Soort uitgelicht: de knoflookpad
Iedere nieuwsbrief lichten we een soort uit, waar we ons als Collectief met onze leden voor inzetten. Dit kan een weidevogel zijn of een soort van de zogenaamde “droge dooradering”. Deze keer een soort van de “droge dooradering”: de knoflookpad.
De knoflookpad is een amfibie, die niet voor niets zo heet: als er gevaar dreigt, scheidt de pad een geurstof uit die naar knoflook ruikt. De soort kan tot 8 cm groot worden en varieert van kleur van geelachtig tot bruin met duidelijke donkere vlekken op de rug. Op de zijkanten zijn vaak oranje of rode vlekken te zien. De ogen puilen nogal uit en vallen daardoor erg op. De soort eet vooral ongewervelde dieren en is daarin niet heel kieskeurig.
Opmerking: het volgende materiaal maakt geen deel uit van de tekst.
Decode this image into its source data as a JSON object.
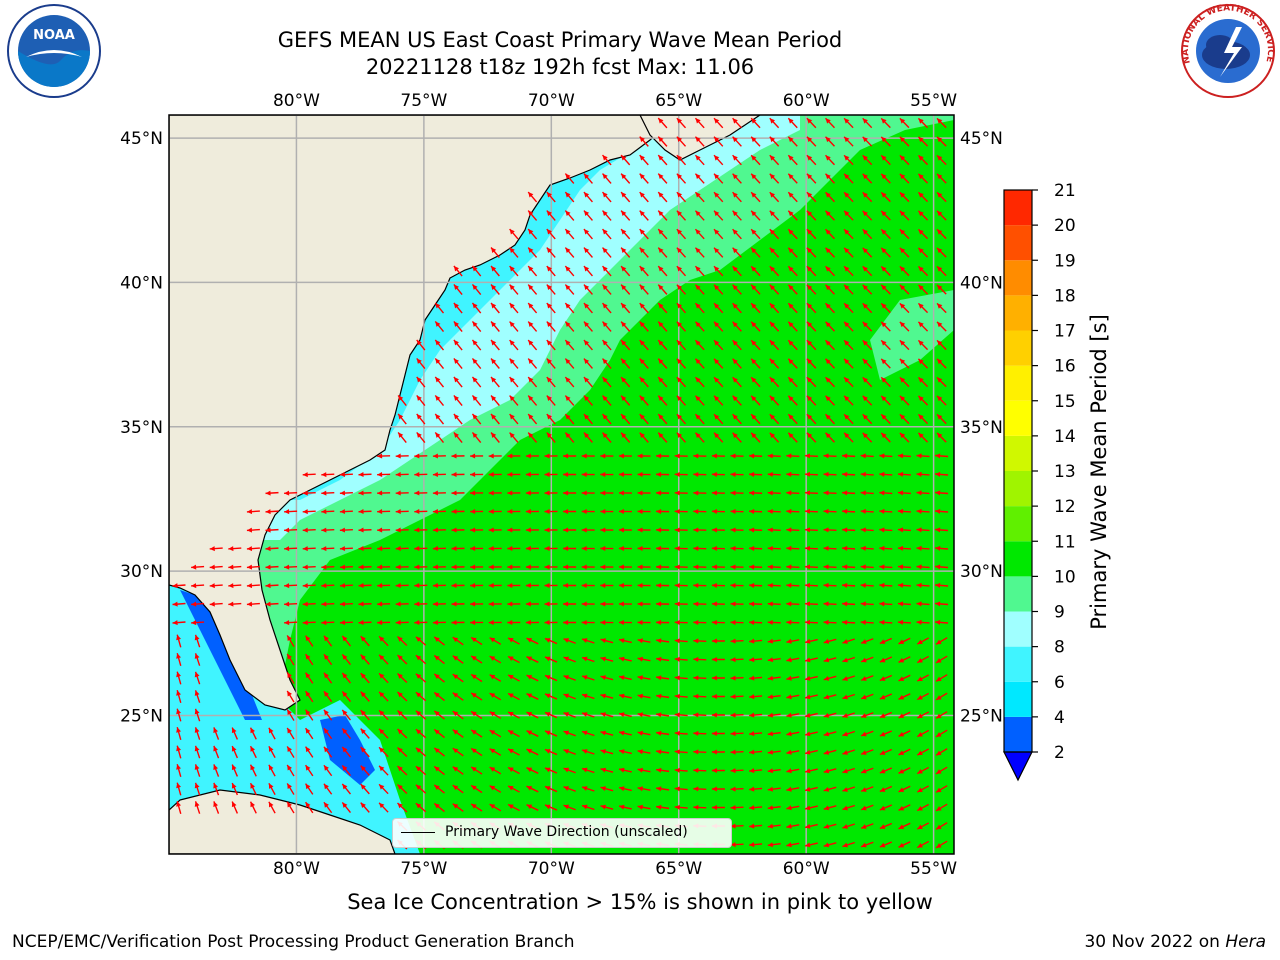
{
  "title_line1": "GEFS MEAN US East Coast Primary Wave Mean Period",
  "title_line2": "20221128 t18z 192h fcst   Max: 11.06",
  "map": {
    "lon_labels": [
      "80°W",
      "75°W",
      "70°W",
      "65°W",
      "60°W",
      "55°W"
    ],
    "lat_labels": [
      "45°N",
      "40°N",
      "35°N",
      "30°N",
      "25°N"
    ],
    "lon_values": [
      -80,
      -75,
      -70,
      -65,
      -60,
      -55
    ],
    "lat_values": [
      45,
      40,
      35,
      30,
      25
    ],
    "lon_range": [
      -85,
      -54.2
    ],
    "lat_range": [
      20.2,
      45.8
    ],
    "land_color": "#efecdc",
    "grid_color": "#b0b0b0",
    "arrow_color": "#ff0000"
  },
  "colorbar": {
    "label": "Primary Wave Mean Period [s]",
    "ticks": [
      "2",
      "4",
      "6",
      "8",
      "9",
      "10",
      "11",
      "12",
      "13",
      "14",
      "15",
      "16",
      "17",
      "18",
      "19",
      "20",
      "21"
    ],
    "colors": [
      "#0060ff",
      "#00e8ff",
      "#40f4ff",
      "#a0ffff",
      "#50f890",
      "#00e800",
      "#60f000",
      "#a0f400",
      "#d0f800",
      "#ffff00",
      "#fff000",
      "#ffd000",
      "#ffb000",
      "#ff8c00",
      "#ff5000",
      "#ff2800"
    ],
    "extend_color": "#0000ff"
  },
  "legend": {
    "label": "Primary Wave Direction (unscaled)"
  },
  "note": "Sea Ice Concentration > 15% is shown in pink to yellow",
  "footer": {
    "left": "NCEP/EMC/Verification Post Processing Product Generation Branch",
    "right_date": "30 Nov 2022 on ",
    "right_system": "Hera"
  },
  "logos": {
    "noaa_text": "NOAA",
    "nws_text": "NATIONAL WEATHER SERVICE"
  }
}
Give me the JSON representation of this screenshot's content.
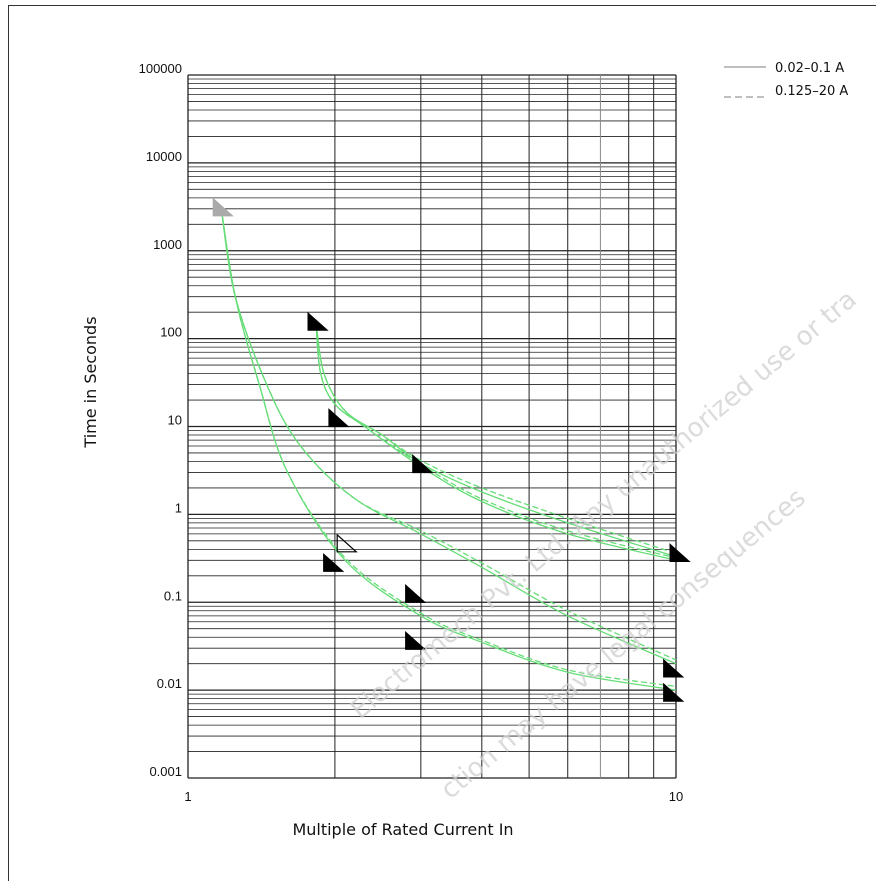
{
  "chart_data": {
    "type": "line",
    "title": "",
    "xlabel": "Multiple of Rated Current In",
    "ylabel": "Time in Seconds",
    "xscale": "log",
    "yscale": "log",
    "xlim": [
      1,
      10
    ],
    "ylim": [
      0.001,
      100000
    ],
    "x_tick_labels": [
      "1",
      "10"
    ],
    "y_tick_labels": [
      "0.001",
      "0.01",
      "0.1",
      "1",
      "10",
      "100",
      "1000",
      "10000",
      "100000"
    ],
    "grid": true,
    "legend_position": "top-right",
    "legend": [
      {
        "label": "0.02–0.1 A",
        "style": "solid"
      },
      {
        "label": "0.125–20 A",
        "style": "dashed"
      }
    ],
    "curve_color": "#66dd77",
    "series": [
      {
        "group": "left-upper",
        "style": "solid",
        "points": [
          [
            1.17,
            3000
          ],
          [
            1.25,
            300
          ],
          [
            1.45,
            30
          ],
          [
            1.7,
            6
          ],
          [
            2.2,
            1.5
          ],
          [
            3,
            0.6
          ],
          [
            4,
            0.25
          ],
          [
            6,
            0.07
          ],
          [
            10,
            0.02
          ]
        ]
      },
      {
        "group": "left-upper",
        "style": "dashed",
        "points": [
          [
            1.17,
            3000
          ],
          [
            1.25,
            300
          ],
          [
            1.45,
            30
          ],
          [
            1.7,
            6
          ],
          [
            2.2,
            1.5
          ],
          [
            3,
            0.65
          ],
          [
            4,
            0.28
          ],
          [
            6,
            0.08
          ],
          [
            10,
            0.022
          ]
        ]
      },
      {
        "group": "left-lower",
        "style": "solid",
        "points": [
          [
            1.17,
            3000
          ],
          [
            1.25,
            300
          ],
          [
            1.4,
            30
          ],
          [
            1.6,
            3
          ],
          [
            2.1,
            0.3
          ],
          [
            3,
            0.07
          ],
          [
            4,
            0.035
          ],
          [
            6,
            0.016
          ],
          [
            10,
            0.01
          ]
        ]
      },
      {
        "group": "left-lower",
        "style": "dashed",
        "points": [
          [
            1.17,
            3000
          ],
          [
            1.25,
            300
          ],
          [
            1.4,
            30
          ],
          [
            1.6,
            3
          ],
          [
            2.1,
            0.32
          ],
          [
            3,
            0.075
          ],
          [
            4,
            0.037
          ],
          [
            6,
            0.017
          ],
          [
            10,
            0.011
          ]
        ]
      },
      {
        "group": "right-upper",
        "style": "solid",
        "points": [
          [
            1.83,
            150
          ],
          [
            1.9,
            40
          ],
          [
            2.1,
            15
          ],
          [
            2.5,
            8
          ],
          [
            3,
            3.8
          ],
          [
            4,
            1.8
          ],
          [
            6,
            0.8
          ],
          [
            10,
            0.33
          ]
        ]
      },
      {
        "group": "right-upper",
        "style": "dashed",
        "points": [
          [
            1.83,
            150
          ],
          [
            1.9,
            40
          ],
          [
            2.1,
            15
          ],
          [
            2.5,
            8
          ],
          [
            3,
            4.1
          ],
          [
            4,
            2.0
          ],
          [
            6,
            0.9
          ],
          [
            10,
            0.36
          ]
        ]
      },
      {
        "group": "right-lower",
        "style": "solid",
        "points": [
          [
            1.83,
            150
          ],
          [
            1.87,
            40
          ],
          [
            2.0,
            18
          ],
          [
            2.3,
            10
          ],
          [
            3,
            3.5
          ],
          [
            4,
            1.4
          ],
          [
            6,
            0.6
          ],
          [
            10,
            0.3
          ]
        ]
      },
      {
        "group": "right-lower",
        "style": "dashed",
        "points": [
          [
            1.83,
            150
          ],
          [
            1.87,
            40
          ],
          [
            2.0,
            18
          ],
          [
            2.3,
            10
          ],
          [
            3,
            3.7
          ],
          [
            4,
            1.5
          ],
          [
            6,
            0.65
          ],
          [
            10,
            0.32
          ]
        ]
      }
    ],
    "markers": [
      {
        "x": 1.17,
        "y": 3000,
        "fill": "#aaaaaa"
      },
      {
        "x": 1.83,
        "y": 150,
        "fill": "#000000"
      },
      {
        "x": 2.02,
        "y": 12,
        "fill": "#000000"
      },
      {
        "x": 3.0,
        "y": 3.6,
        "fill": "#000000"
      },
      {
        "x": 10.1,
        "y": 0.35,
        "fill": "#000000"
      },
      {
        "x": 2.1,
        "y": 0.45,
        "fill": "none"
      },
      {
        "x": 1.97,
        "y": 0.27,
        "fill": "#000000"
      },
      {
        "x": 2.9,
        "y": 0.12,
        "fill": "#000000"
      },
      {
        "x": 2.9,
        "y": 0.035,
        "fill": "#000000"
      },
      {
        "x": 9.8,
        "y": 0.017,
        "fill": "#000000"
      },
      {
        "x": 9.8,
        "y": 0.009,
        "fill": "#000000"
      }
    ]
  },
  "watermark": {
    "line1": "Electromech Pvt. Ltd. Any unauthorized use or tra",
    "line2": "ction may have legal consequences"
  }
}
De knoflookpad is zeldzaam en komt op enkele locaties in Nederland voor, voornamelijk in het oosten en zuidoosten van het land. De soort leeft in stroomdalen van rivieren en beken in bijvoorbeeld agrarisch gebied, half-natuurlijke graslanden en rond infrastructuur. Buiten de voortplantingstijd leven de knoflookpadden op het land, waarbij ze een zandige omgeving nodig hebben, die omringd wordt door vegetatie. Overdag en in de winter houdt de soort zich namelijk schuil onder de grond, waar hij zich ingraaft met de grote graafknobbel op de achterpoot.
Tijdens de voortplantingsperiode, van ongeveer april tot juni, zijn de mannetjes ’s avonds en ’s nachts roepend te horen. Zelfs onder water kunnen ze geluid maken. Voor de voortplanting gebruikt de knoflookpad meestal vrij diepe en grote poelen met veel vegetatie op de oever en onder water. Net als bij gewone padden worden de eieren afgezet in snoeren, die wel 70 cm lang kunnen worden. De eieren worden vaak vastgezet aan de onderwatervegetatie.
De larven kunnen variëren in kleur van bruin, grijs tot zwart. Ze kunnen erg groot worden, groter dan de volwassen dieren. In juni of juli vindt de metamorfose plaats, waarna de vlekken op de rug ontstaan. Na de metamorfose zijn de jonge padden ook op land te vinden op zandige plekken nabij de poel.